Quand les enfants retrouvent seuls leur chemin.
Pourtant ce documentaire bouleversant Fleurs de Sureau (Grand Prix 2008 du Festival du Réel Paris) ne parle pas du conte du Petit Poucet mais s’appuie sur La Fée du Sureau, d’Andersen, dans son ouverture dont vous avez l’extrait ci-dessus (en Allemand hélas, mais voici ce qui y est dit très exactement puisque c’est une citation du conte) :
“Le printemps se déroula, puis l’été, et l’automne et l’hiver ; mille images se reflétaient dans les yeux du garçon et, dans son coeur, toujours la petite fille chantait : “Tu n’oublieras jamais tout ça !”“
En voyant ce documentaire réalisé par Volker Koepp en 2007, on comprend pourquoi il met cette citation en exergue de son film : il n’a filmé quasiment que les enfants d’un village moribond dans l’enclave de Kaliningrad, entre la Pologne et la Lituanie, autrefois Prusse-Orientale prospère. Mais depuis, le travail s’est raréfié, et le village s’est vidé de ses habitants, à l’exception de quelques pêcheurs ou de quelques fermiers, et la nature, omniprésente dans le film grâce à des plans fixes sublimes, a reconquis cette zone venteuse. Sous nos yeux se mêlent désolation des habitations et beauté brute d’une nature sauvage.
Le documentariste a donc volontairement écarté de son film les adultes (à quelques très rares exceptions, édifiantes) et a laissé place à l’enfance, filmée comme un pays en soi, et à ses habitants : les enfants. Et ceux-ci ont beaucoup à dire, certains semblent ravis de parler, comme si on ouvrait des vannes, d’autres sont plus timorés, intimidés, mais leurs regards, leurs sourires sont tout aussi parlants. Et tous s’accordent pour dire que leur vie n’est pas terrible. Pas de gémissements ni de plainte, un simple constat. Une d’entre eux cache ses larmes pour évoquer son accident de voiture dû à un adulte, qui n’est que le début d’une vie balisée de souffrances, mais se reprend vite pour se raconter sans ciller. Malgré le très jeune âge de certains, leur lucidité tranche comme un couteau. “Dans ce quartier, tout le monde est alcoolique” ou ”Mes parents sont alcooliques, ils ne vont jamais voir mes frères (placés dans un foyer), ils préfèrent l’alcool à leurs propres enfants.” La vétusté des intérieurs, un plan sur un regard flou complètent le propos.
Mais ce qui domine largement dans ce film, c’est la vitalité de ces enfants comme livrés à eux-mêmes. Ils jouent, grimpent aux arbres pour en faire tomber les fruits, se pendent inlassablement à une balançoire de fortune, se roulent dans les hautes herbes. Comme dans un conte, où seuls et solidaires à la fois, ils auraient retrouvés, naturellement, les voies de la joie et du bonheur, la puissance de l’imagination, l’espoir que donnent les rêves. Les leurs sont simples, être heureux, avoir une maison, un chien, un cheval, des amis.

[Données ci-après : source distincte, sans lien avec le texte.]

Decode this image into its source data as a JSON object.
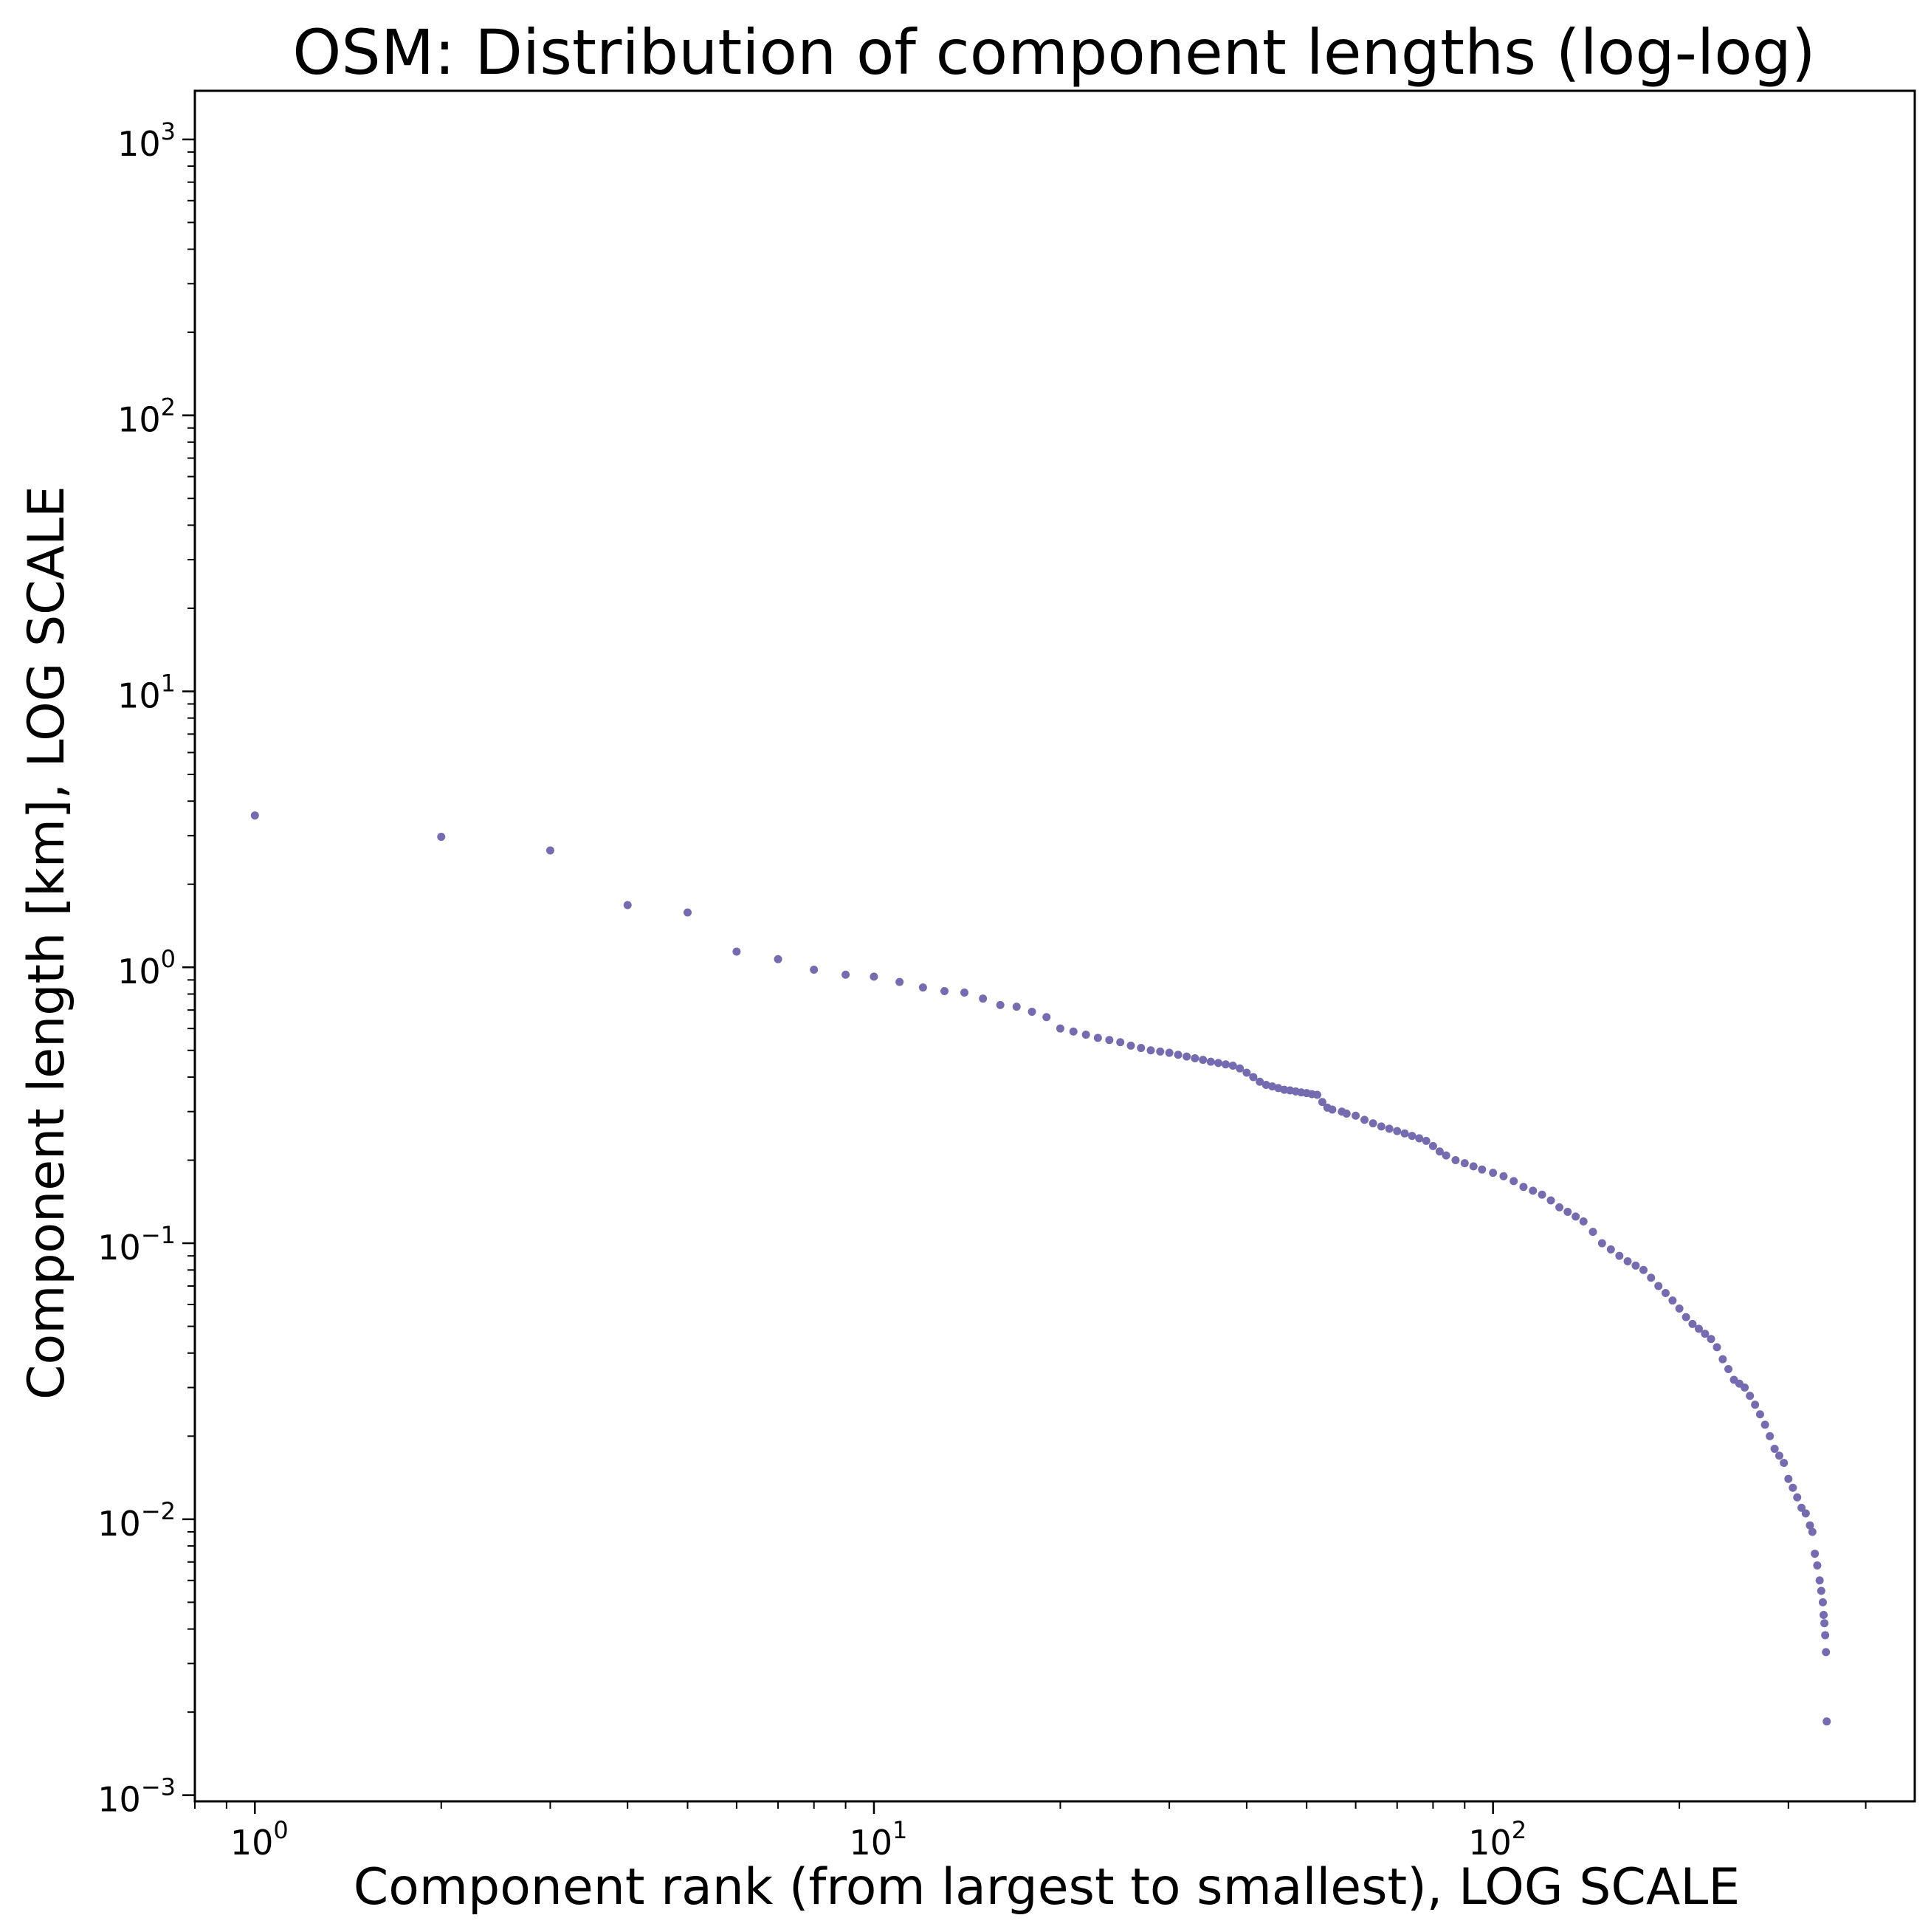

Et plus que tout, ne jamais ressembler à leurs parents.
Contrairement aux contes de fées, on ne sait pas ce qu’il advint par la suite. Que deviennent Frantsa, Jonas ou Marina ? Mais, nous, adultes occidentaux vivant dans une certaine opulence, prenons une belle claque au passage et une leçon d’espoir qui pourrait se résumer par “n’oublie jamais la force et les rêves de l’enfance” par des enfants tour à tour graves et rigolards, entre deux bagarres de boules de neige.
Merci Arte. Rediffusion le 07/05 à 10h05.